My belief of loss vanished and the grieving stopped for I had nothing to grieve over.

As I can see clearly today that my dad is alive and well in Spirit, I have done the same with the announcement of the passing of my friend. She is alive and well in Spirit, as idea. She never was a physical body. She was a spiritual idea all along. Grief is the effect of holding a mistaken identity. Once we drop the mistaken identity and adopt the true, we see there has been no loss, and grieving is replaced by rejoicing.

As the Psalmist wrote:

“I shall not die, but live, and declare the works of the Lord.”

This rule applies to all of us, without exception, including our loved ones. Understanding it is a choice of looking in the right place for life and identity—in God! Not into matter. And in this understanding there are no more empty holes.

4 thoughts on “Conquering grief”

  1. This is my story of when my dad died. My name is Dennis, but my dad always called me Denny. When I was a little boy my dad would play his guitar and sing the song Danny Boy for me, only he changed it to O Denny Boy. I did not know the true name of the song until I was grown.

    When my dad died, I said to him in the casket, sing Denny Boy for me one more time. The next day we were visiting the cemetery to check on his grave. A friend went with us to visit the grave of her daughter who was buried in the same cemetery. On this girls grave was a marker that had the word Serendipity on it. My daughter asked me what this meant. I explained that is was a sudden event, miracle like that blesses.

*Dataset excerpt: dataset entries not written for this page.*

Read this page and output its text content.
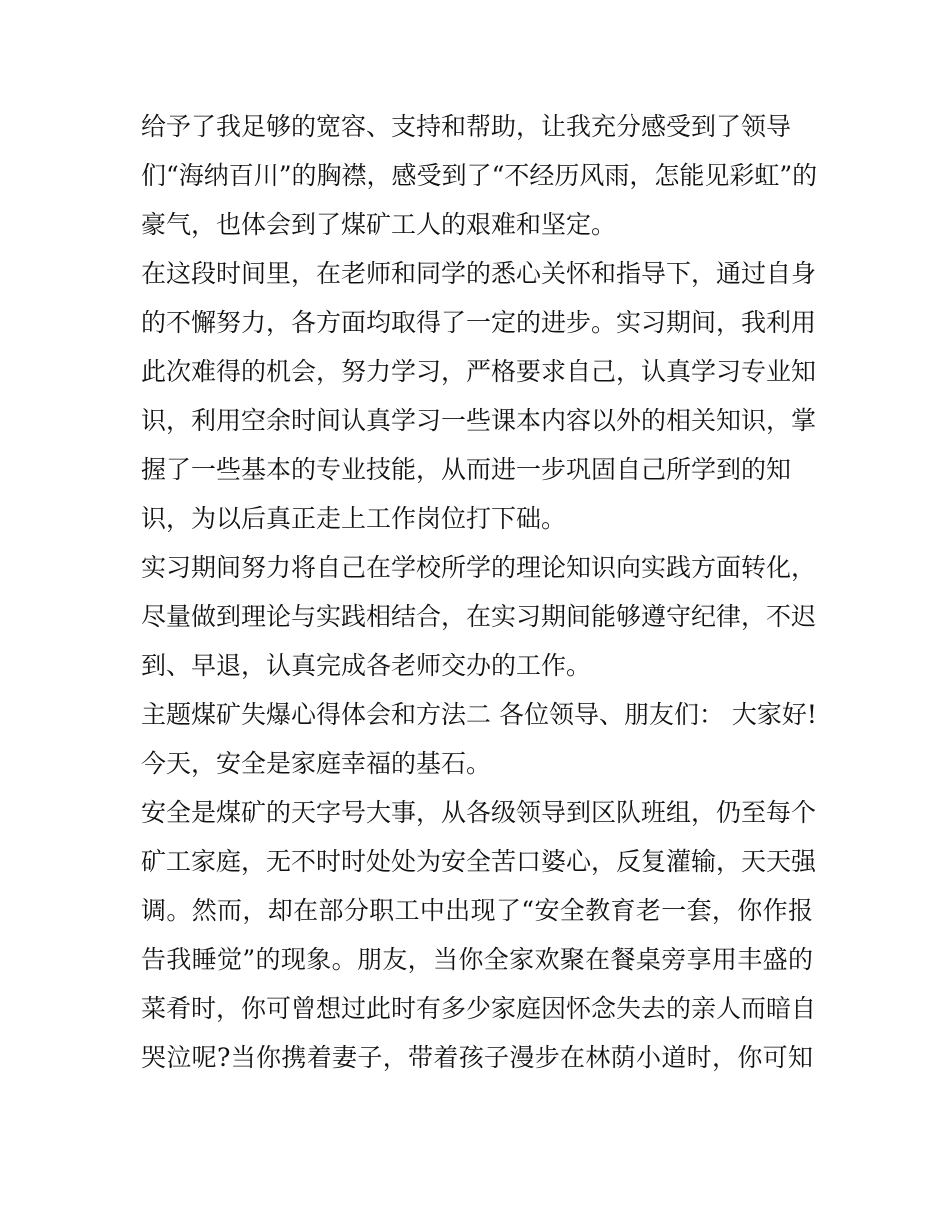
给予了我足够的宽容、支持和帮助，让我充分感受到了领导
们“海纳百川”的胸襟，感受到了“不经历风雨，怎能见彩虹”的
豪气，也体会到了煤矿工人的艰难和坚定。
在这段时间里，在老师和同学的悉心关怀和指导下，通过自身
的不懈努力，各方面均取得了一定的进步。实习期间，我利用
此次难得的机会，努力学习，严格要求自己，认真学习专业知
识，利用空余时间认真学习一些课本内容以外的相关知识，掌
握了一些基本的专业技能，从而进一步巩固自己所学到的知
识，为以后真正走上工作岗位打下础。
实习期间努力将自己在学校所学的理论知识向实践方面转化，
尽量做到理论与实践相结合，在实习期间能够遵守纪律，不迟
到、早退，认真完成各老师交办的工作。
主题煤矿失爆心得体会和方法二 各位领导、朋友们： 大家好!
今天，安全是家庭幸福的基石。
安全是煤矿的天字号大事，从各级领导到区队班组，仍至每个
矿工家庭，无不时时处处为安全苦口婆心，反复灌输，天天强
调。然而，却在部分职工中出现了“安全教育老一套，你作报
告我睡觉”的现象。朋友，当你全家欢聚在餐桌旁享用丰盛的
菜肴时，你可曾想过此时有多少家庭因怀念失去的亲人而暗自
哭泣呢?当你携着妻子，带着孩子漫步在林荫小道时，你可知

    I walked away from this girl’s grave and spotted an unusual marker that had musical notes on it. It had words on it too: “O Danny Boy, I love you so.”

  2. When I was with my father at the time he was passing on, he actually was speaking to his brothers and sisters. I didn’t really understand it at the time as he was asking them where his mother was and I thought that he was directing that question to me. What I took away from that was that we do see those loved ones again who have gone on.
    Denny’s experience was very touching. Thank you.

  3. when my Mother passed on she too would talk with relatives. Mostly many of her aunts and cousins who had gone on before her. The hospice even gave infomation to patients familes about this common happening.